Wilf Cotton is an aspiring writer from a mining village in South Yorkshire. To develop his talents and free himself from the affectionate tentacles of family life, he goes to live in a nearby city. At Mrs. Swallow's he meets Marguerite Fisher, a girl with a more complex and unhappy background than his own, making a brave new beginning in the city where she lived as a child.
In the story of who they are and what they become, Stan Barstow has drawn a picture of a search for identity that is all too recognizable even today.
Wilf Cotton is a character spun out of the Vic Brown trilogy and (maybe because it's probably Barstow himself) Cotton is never fully painted in. The other charactrers in his story - Poppy the randy landlady and Margeurite, the child saved from a Sheffield slum and brought up in middle-class Hampshire - are much more richly embroidered. Engrossing and nostalgic, to today's audience.
Deftly handled and nuanced character study of a miner's son who has set himself a goal of becoming an author and escaping the life of a coal miner, the pit and omnipresent slagheap. Life in a mining village in 60's Britain is pretty grim and Barstow's cast of characters are imbued with emotional vigor despite the challenges that life presents.
Wilf Cotton's dedication to his nascent novel is only thrown somewhat for a loop due to his love interests, one his landlady, an older women who provides for his comfort in more ways than one and a young women, Marguerite who is escaping her traumatic childhood and a recently broken relationship.
Wilf also has to deal with a brother who has recently come into some conflict with a Union Boss after being caught with his wife in a compromising position.
Exceptionally well written, this was a 4 star novel for me until Barstow spent a page complaining about plain women and how they could just make themselves more attractive with some judiciously applied makeup. Stan you were doing so well up to this point!
A little disappointing after the stellar A Kind of Loving, although I enjoyed the latter so much it would be hard for any book to top it for me.
Wilf Cotton was a less engaging character than Vic Brown who had the perfect cheeky chappy vibe.

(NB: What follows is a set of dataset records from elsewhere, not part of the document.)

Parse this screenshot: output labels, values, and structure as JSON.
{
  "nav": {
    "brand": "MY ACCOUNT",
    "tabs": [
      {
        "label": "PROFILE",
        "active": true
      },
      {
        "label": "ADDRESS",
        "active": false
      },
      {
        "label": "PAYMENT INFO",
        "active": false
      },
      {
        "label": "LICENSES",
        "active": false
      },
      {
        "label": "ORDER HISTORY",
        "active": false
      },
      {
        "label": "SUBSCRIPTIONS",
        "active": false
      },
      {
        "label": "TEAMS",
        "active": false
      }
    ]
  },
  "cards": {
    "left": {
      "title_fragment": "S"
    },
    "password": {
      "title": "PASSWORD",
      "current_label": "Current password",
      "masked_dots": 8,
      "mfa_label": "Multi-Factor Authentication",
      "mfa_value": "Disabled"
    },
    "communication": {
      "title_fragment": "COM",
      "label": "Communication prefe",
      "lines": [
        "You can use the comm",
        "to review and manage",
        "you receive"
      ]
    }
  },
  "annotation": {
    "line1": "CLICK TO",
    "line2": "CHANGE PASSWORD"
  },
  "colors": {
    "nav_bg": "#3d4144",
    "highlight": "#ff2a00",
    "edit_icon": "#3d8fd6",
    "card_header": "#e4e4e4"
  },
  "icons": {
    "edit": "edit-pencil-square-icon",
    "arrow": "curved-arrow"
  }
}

Wilf was more grown up and morose which wasn't as fun to read, though the life of a struggling author seemed authentically described.
From the blurb I was expecting more of a love triangle, but the women didn't really overlap. I liked how some of the book was written directly about Marguerite, however, as her story was interesting, perhaps even more than Wilf's.

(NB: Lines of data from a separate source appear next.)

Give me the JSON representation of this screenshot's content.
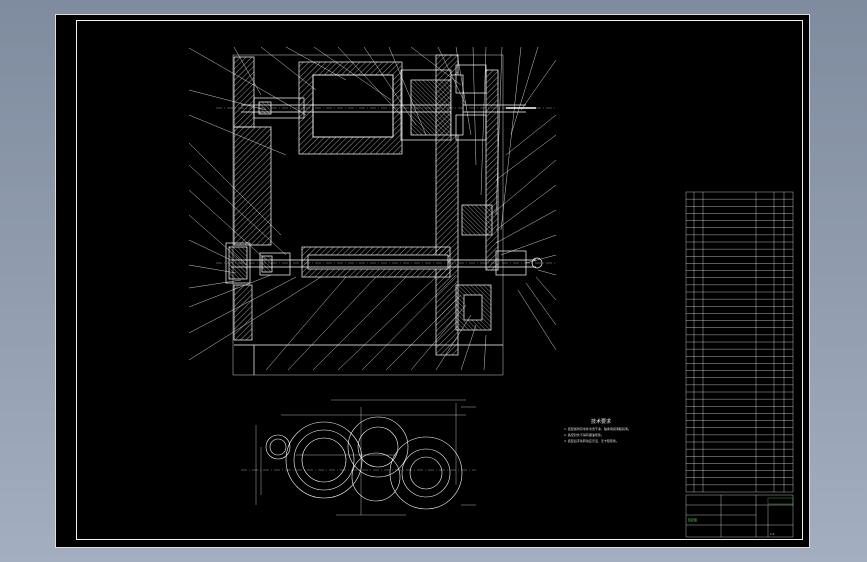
{
  "drawing": {
    "title": "装配图",
    "scale": "1:1",
    "notes": {
      "title": "技术要求",
      "lines": [
        "1. 装配前所有零件清洗干净，轴承用润滑脂润滑。",
        "2. 各密封处不得有漏油现象。",
        "3. 装配后手动转动应灵活，无卡阻现象。"
      ]
    },
    "part_rows": 42,
    "colors": {
      "background": "#000000",
      "lines": "#ffffff",
      "hatch": "#ffffff",
      "highlight": "#4cd14c",
      "viewport": "#8d99ab"
    }
  }
}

I still enjoyed the writing style and setting, and there were some flashes of brilliance in the plot, but I didn't find this the most memorable read.
I very strongly suspect the basis of my reading enjoyment, expectations and appreciation stemmed quite considerably from the reading I did in the 1960s. This (following in from 'A kind of loving' which was one of last year's Top Ten first-time reads) was such unadulterated joy that I am going to have to seek out everything else Stan Barstow has written.